La famiglia, l’amore, la possibilità di realizzare i propri sogni, il bisogno di essere circondati da persone che ti vogliono bene, la fede, la preghiera, la gratuità che diventa anche volontariato.

Questi i temi che gli studenti del Liceo Dante Alighieri della Fondazione Carlo Manziana hanno discusso con il vescovo Daniele, mercoledì mattina in episcopio, prima di rompere le file della scuola e correre in vacanza!

Un confronto che è stato il punto di arrivo di un lavoro svolto durante le ore di Religione, con la guida dell’insegnante don Giovanni Rossetti, sulle tracce di riflessione in preparazione al prossimo Sinodo dei giovani.

Un rappresentante di ogni classe ha letto le conclusioni alle quali sono arrivati ragazze e ragazzi mediante il confronto fra loro. Il vescovo Daniele ha preso spunto da ciascuna per porre alla sessantina di adolescenti presenti alcune domande “provocatorie”. Ne è venuto un bel confronto.

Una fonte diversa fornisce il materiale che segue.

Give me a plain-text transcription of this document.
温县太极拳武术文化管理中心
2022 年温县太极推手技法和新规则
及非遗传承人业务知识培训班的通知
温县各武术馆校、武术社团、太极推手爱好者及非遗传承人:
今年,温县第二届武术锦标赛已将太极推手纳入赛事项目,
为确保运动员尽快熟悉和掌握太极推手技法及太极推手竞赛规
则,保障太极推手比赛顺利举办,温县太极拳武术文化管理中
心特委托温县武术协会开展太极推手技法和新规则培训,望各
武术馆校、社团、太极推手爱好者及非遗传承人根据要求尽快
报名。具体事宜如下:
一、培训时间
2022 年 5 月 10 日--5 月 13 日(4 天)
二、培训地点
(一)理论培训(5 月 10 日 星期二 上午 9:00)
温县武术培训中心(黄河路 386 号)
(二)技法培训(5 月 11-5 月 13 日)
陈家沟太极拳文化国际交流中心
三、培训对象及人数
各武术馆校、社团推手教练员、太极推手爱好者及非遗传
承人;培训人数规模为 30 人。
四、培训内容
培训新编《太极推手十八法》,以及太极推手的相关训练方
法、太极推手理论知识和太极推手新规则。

I giovani della V Liceo hanno chiesto credibilità e la possibilità di realizzare i propri sogni: “l’amore, la famiglia, poter fare un lavoro che piace, nella certezza che Dio ha il suo piano per ciascuno di noi.”

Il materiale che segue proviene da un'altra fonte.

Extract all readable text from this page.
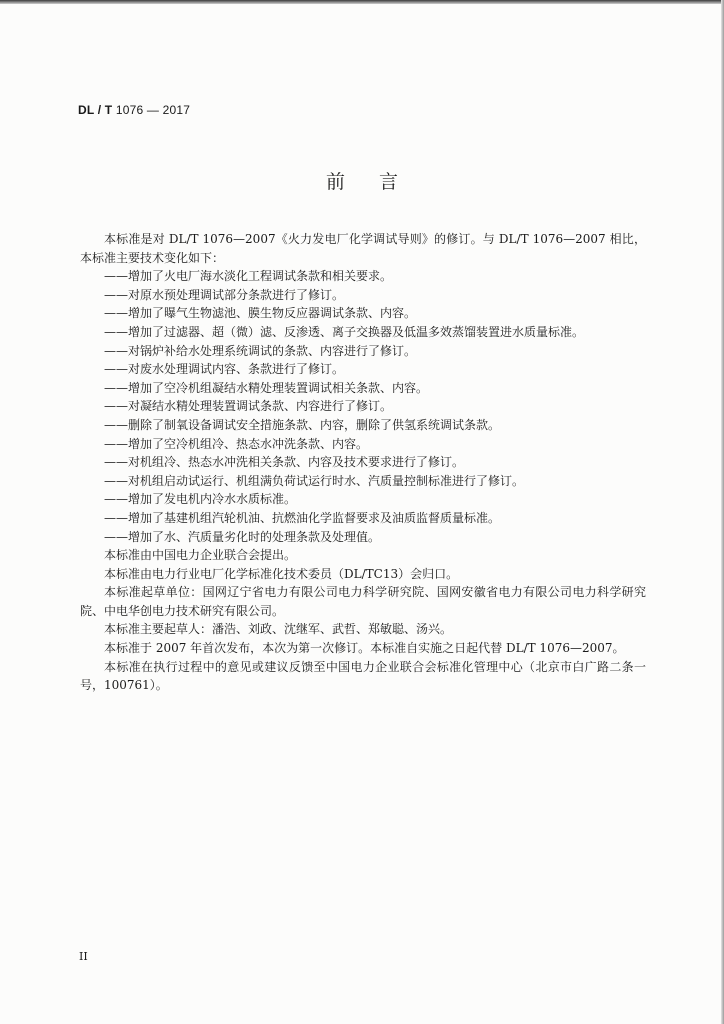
DL / T 1076 — 2017
前言

本标准是对 DL/T 1076—2007《火力发电厂化学调试导则》的修订。与 DL/T 1076—2007 相比，本标准主要技术变化如下：

——增加了火电厂海水淡化工程调试条款和相关要求。

——对原水预处理调试部分条款进行了修订。

——增加了曝气生物滤池、膜生物反应器调试条款、内容。

——增加了过滤器、超（微）滤、反渗透、离子交换器及低温多效蒸馏装置进水质量标准。

——对锅炉补给水处理系统调试的条款、内容进行了修订。

——对废水处理调试内容、条款进行了修订。

——增加了空冷机组凝结水精处理装置调试相关条款、内容。

——对凝结水精处理装置调试条款、内容进行了修订。

——删除了制氧设备调试安全措施条款、内容，删除了供氢系统调试条款。

——增加了空冷机组冷、热态水冲洗条款、内容。

——对机组冷、热态水冲洗相关条款、内容及技术要求进行了修订。

——对机组启动试运行、机组满负荷试运行时水、汽质量控制标准进行了修订。

——增加了发电机内冷水水质标准。

——增加了基建机组汽轮机油、抗燃油化学监督要求及油质监督质量标准。

——增加了水、汽质量劣化时的处理条款及处理值。

本标准由中国电力企业联合会提出。

本标准由电力行业电厂化学标准化技术委员（DL/TC13）会归口。

本标准起草单位：国网辽宁省电力有限公司电力科学研究院、国网安徽省电力有限公司电力科学研究院、中电华创电力技术研究有限公司。

本标准主要起草人：潘浩、刘政、沈继军、武哲、郑敏聪、汤兴。

本标准于 2007 年首次发布，本次为第一次修订。本标准自实施之日起代替 DL/T 1076—2007。

本标准在执行过程中的意见或建议反馈至中国电力企业联合会标准化管理中心（北京市白广路二条一号，100761）。

II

Gli alunni di quarta: “Cosa desideri per il tuo futuro? L’amore è ciò a cui tutti aspiriamo, l’obiettivo delle nostre esistenze è amare ed essere amati. Non i soldi, non la fama o il successo, ma l’amore è ciò che di più profondo alberga in noi”.

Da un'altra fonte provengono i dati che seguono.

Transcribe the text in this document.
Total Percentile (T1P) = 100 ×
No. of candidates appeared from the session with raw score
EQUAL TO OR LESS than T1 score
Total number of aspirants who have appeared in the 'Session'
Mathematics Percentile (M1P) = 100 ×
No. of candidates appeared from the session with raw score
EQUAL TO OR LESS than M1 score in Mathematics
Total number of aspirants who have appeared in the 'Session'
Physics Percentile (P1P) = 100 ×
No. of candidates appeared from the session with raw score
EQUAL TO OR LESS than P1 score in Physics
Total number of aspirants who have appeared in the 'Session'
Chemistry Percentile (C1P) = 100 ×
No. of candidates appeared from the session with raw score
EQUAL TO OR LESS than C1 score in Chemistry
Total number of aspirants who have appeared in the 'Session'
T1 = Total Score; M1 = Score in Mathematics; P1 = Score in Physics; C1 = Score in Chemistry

E quelli di seconda: “Nella complessità della società in cui viviamo ci rendiamo conto che l’essenziale per noi è la famiglia e gli amici; abbiamo bisogno di essere circondati da persone che ci vogliono bene e che sanno apprezzarci per ciò che siamo.” E la preghiera? “Siamo arrivati alla conclusione che pregare Dio ed essergli fedeli deve essere un gesto spontaneo.”

Famiglia anche per ragazzi e ragazze della prima Liceo: “Punto di partenza per costruire legami significativi riteniamo sia l’ambito famigliare. Una famiglia può diventare anche l’Oratorio.” E poi: “Riconosciamo l’importanza della gratuità come esperienza di amore verso il prossimo che diventa anche volontariato.”

Il vescovo Daniele ha colto i desideri del cuore dei giovani che aveva di fronte, stimolandoli alla riflessione. A capire che le cose significative sono solo quelle spontanee, anche nel volersi bene. Pure nei confronti con Dio non possiamo affidarci solo alla spontaneità.

Il grande bisogno d’amore e di fiducia che i giovani rivelano coinvolge anche Dio. “Non possiamo vivere senza affidarsi a qualcuno – ha detto mons. Gianotti – e quindi dobbiamo scegliere persone credibili. Gesù ci dice: fidati di Dio. Essere credenti non è prima di tutto capire cosa Gesù ha detto, ma essere amici di lui. Non è un insegnante, vuole essere innanzitutto un amico.” E ha concluso invitando i ragazzi a sognare cose straordinarie… “anche se potremmo rimanere delusi. Ma vale la pena rischiare!”